Being a good storyteller is also something that helps. Sometimes the insights obtained from data are counter-intuitive. If you’re not a good storyteller, it will be difficult to convince your audience.
Math/Theory
Machine Learning algorithms, statistics, and probability 101 are fundamental to data science. This includes understanding probability distributions, linear regression, statistical inference, hypothesis testing, and confidence intervals. Learning optimization, such as gradient descent, would be the icing on the cake.
Computer science/programming
You should know at least one scripting language (I prefer Python), or a statistical tool such as R. There are plenty of resources to get started. Data Science Dojo provides numerous, free tutorials on getting started with Python and R. You can also learn the basics of programming from sites like CodeAcademy and LearnPython.
It is necessary to possess decent algorithms and DS skills in order to write code that can analyze a lot of data efficiently. You may not be a production code developer, but you should be able to write decent code.
Database management and SQL skills are also helpful, as this is where you will be fetching your data to build models. It also doesn’t hurt to understand Microsoft Excel or another spreadsheet software.
Big data and distributed systems
You need to understand basic MapReduce concepts, the Hadoop and Hadoop file systems, and at least one language like Hive/Pig.
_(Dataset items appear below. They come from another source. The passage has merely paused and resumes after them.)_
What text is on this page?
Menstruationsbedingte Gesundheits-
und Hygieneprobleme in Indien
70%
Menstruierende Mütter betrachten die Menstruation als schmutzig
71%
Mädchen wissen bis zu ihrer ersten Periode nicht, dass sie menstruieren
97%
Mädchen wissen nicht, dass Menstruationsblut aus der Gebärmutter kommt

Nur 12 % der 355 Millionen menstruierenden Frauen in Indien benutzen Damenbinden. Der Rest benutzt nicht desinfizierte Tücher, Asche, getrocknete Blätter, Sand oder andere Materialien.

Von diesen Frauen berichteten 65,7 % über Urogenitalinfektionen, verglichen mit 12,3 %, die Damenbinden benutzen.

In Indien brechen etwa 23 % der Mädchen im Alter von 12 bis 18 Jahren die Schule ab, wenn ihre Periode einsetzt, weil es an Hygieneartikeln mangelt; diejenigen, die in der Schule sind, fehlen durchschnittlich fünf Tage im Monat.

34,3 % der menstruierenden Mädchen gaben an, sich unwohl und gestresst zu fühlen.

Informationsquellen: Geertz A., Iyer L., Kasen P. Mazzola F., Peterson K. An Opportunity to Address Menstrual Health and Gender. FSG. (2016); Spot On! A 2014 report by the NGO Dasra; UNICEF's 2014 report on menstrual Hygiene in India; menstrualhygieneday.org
Some companies have their own proprietary implementations of these languages.
Knowledge of tools like Mahout and any of the XaaS, like Azure and AWS, would be helpful. Once again, big companies have their own XaaS, so you may be working on variants of any of these.
Visualization
Possess the ability to create simple yet elegant and meaningful visualizations. Personally, R packages like ggplot, lattice, and others have helped me in most cases, but there are other packages that you can use. In some cases, you might want to use D3.
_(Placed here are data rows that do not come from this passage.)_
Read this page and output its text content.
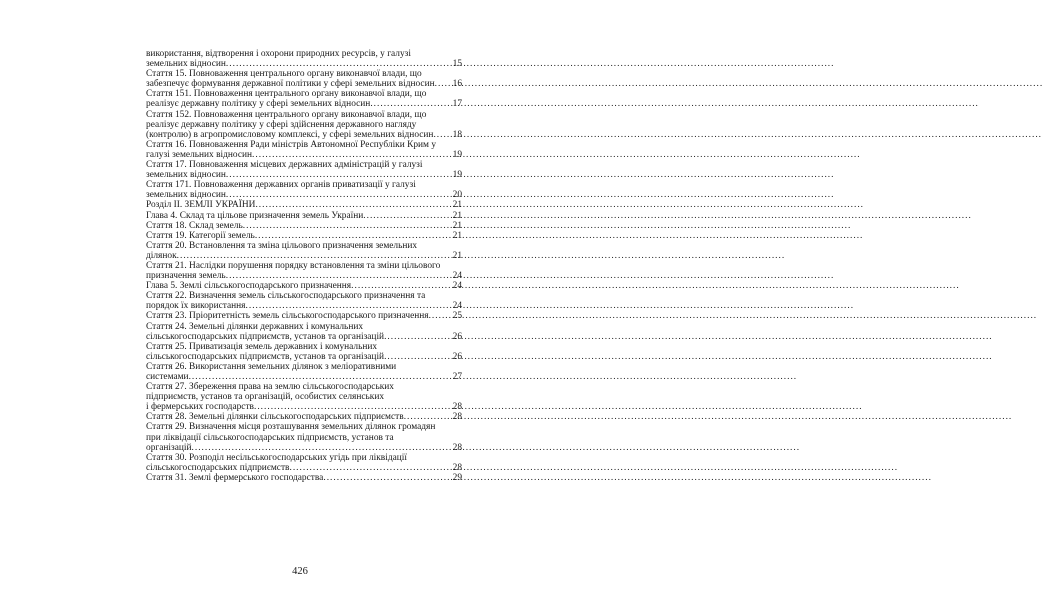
використання, відтворення і охорони природних ресурсів, у галузі
земельних відносин .....	15
Стаття 15. Повноваження центрального органу виконавчої влади, що
забезпечує формування державної політики у сфері земельних відносин .....	16
Стаття 151. Повноваження центрального органу виконавчої влади, що
реалізує державну політику у сфері земельних відносин .....	17
Стаття 152. Повноваження центрального органу виконавчої влади, що
реалізує державну політику у сфері здійснення державного нагляду
(контролю) в агропромисловому комплексі, у сфері земельних відносин .....	18
Стаття 16. Повноваження Ради міністрів Автономної Республіки Крим у
галузі земельних відносин .....	19
Стаття 17. Повноваження місцевих державних адміністрацій у галузі
земельних відносин .....	19
Стаття 171. Повноваження державних органів приватизації у галузі
земельних відносин .....	20
Розділ II. ЗЕМЛІ УКРАЇНИ .....	21
Глава 4. Склад та цільове призначення земель України .....	21
Стаття 18. Склад земель .....	21
Стаття 19. Категорії земель .....	21
Стаття 20. Встановлення та зміна цільового призначення земельних
ділянок .....	21
Стаття 21. Наслідки порушення порядку встановлення та зміни цільового
призначення земель .....	24
Глава 5. Землі сільськогосподарського призначення .....	24
Стаття 22. Визначення земель сільськогосподарського призначення та
порядок їх використання .....	24
Стаття 23. Пріоритетність земель сільськогосподарського призначення .....	25
Стаття 24. Земельні ділянки державних і комунальних
сільськогосподарських підприємств, установ та організацій .....	26
Стаття 25. Приватизація земель державних і комунальних
сільськогосподарських підприємств, установ та організацій .....	26
Стаття 26. Використання земельних ділянок з меліоративними
системами .....	27
Стаття 27. Збереження права на землю сільськогосподарських
підприємств, установ та організацій, особистих селянських
і фермерських господарств .....	28
Стаття 28. Земельні ділянки сільськогосподарських підприємств .....	28
Стаття 29. Визначення місця розташування земельних ділянок громадян
при ліквідації сільськогосподарських підприємств, установ та
організацій .....	28
Стаття 30. Розподіл несільськогосподарських угідь при ліквідації
сільськогосподарських підприємств .....	28
Стаття 31. Землі фермерського господарства .....	29
426
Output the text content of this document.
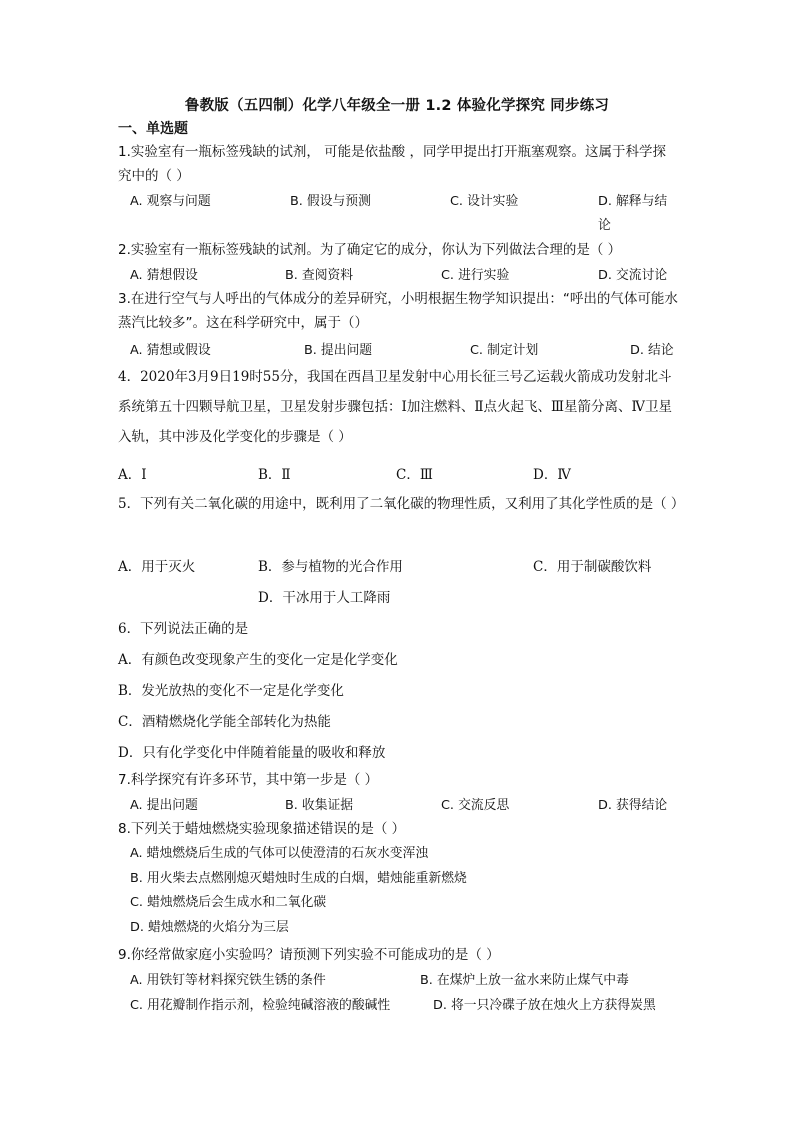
鲁教版（五四制）化学八年级全一册 1.2 体验化学探究 同步练习
一、单选题
1.实验室有一瓶标签残缺的试剂， 可能是依盐酸 ，同学甲提出打开瓶塞观察。这属于科学探究中的（ ）
A. 观察与问题	B. 假设与预测	C. 设计实验	D. 解释与结论
2.实验室有一瓶标签残缺的试剂。为了确定它的成分，你认为下列做法合理的是（ ）
A. 猜想假设	B. 查阅资料	C. 进行实验	D. 交流讨论
3.在进行空气与人呼出的气体成分的差异研究，小明根据生物学知识提出：“呼出的气体可能水蒸汽比较多”。这在科学研究中，属于（）
A. 猜想或假设	B. 提出问题	C. 制定计划	D. 结论
4．2020年3月9日19时55分，我国在西昌卫星发射中心用长征三号乙运载火箭成功发射北斗系统第五十四颗导航卫星，卫星发射步骤包括：Ⅰ加注燃料、Ⅱ点火起飞、Ⅲ星箭分离、Ⅳ卫星入轨，其中涉及化学变化的步骤是（ ）
A．Ⅰ	B．Ⅱ	C．Ⅲ	D．Ⅳ
5．下列有关二氧化碳的用途中，既利用了二氧化碳的物理性质，又利用了其化学性质的是（ ）
A．用于灭火	B．参与植物的光合作用	C．用于制碳酸饮料
D．干冰用于人工降雨
6．下列说法正确的是
A．有颜色改变现象产生的变化一定是化学变化
B．发光放热的变化不一定是化学变化
C．酒精燃烧化学能全部转化为热能
D．只有化学变化中伴随着能量的吸收和释放
7.科学探究有许多环节，其中第一步是（ ）
A. 提出问题	B. 收集证据	C. 交流反思	D. 获得结论
8.下列关于蜡烛燃烧实验现象描述错误的是（ ）
A. 蜡烛燃烧后生成的气体可以使澄清的石灰水变浑浊
B. 用火柴去点燃刚熄灭蜡烛时生成的白烟，蜡烛能重新燃烧
C. 蜡烛燃烧后会生成水和二氧化碳
D. 蜡烛燃烧的火焰分为三层
9.你经常做家庭小实验吗？请预测下列实验不可能成功的是（ ）
A. 用铁钉等材料探究铁生锈的条件	B. 在煤炉上放一盆水来防止煤气中毒
C. 用花瓣制作指示剂，检验纯碱溶液的酸碱性	D. 将一只冷碟子放在烛火上方获得炭黑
A visualization of data scientist skills:
Where are data scientists in the big data pipeline?
Below is a visualization of the big data pipeline, the associated technologies, and the regions of operation. In general, the depiction of where the data scientist belongs in this pipeline is largely correct, but there is one caveat. Data scientist skills must include being comfortable about diving into the “Collect” and “Store” territories if needed. Usually, data scientists are working on transformed data and beyond. However, in scenarios where the business cannot afford to wait for the transformation process to finish, data scientist skills enable them to work on raw data to gather insights.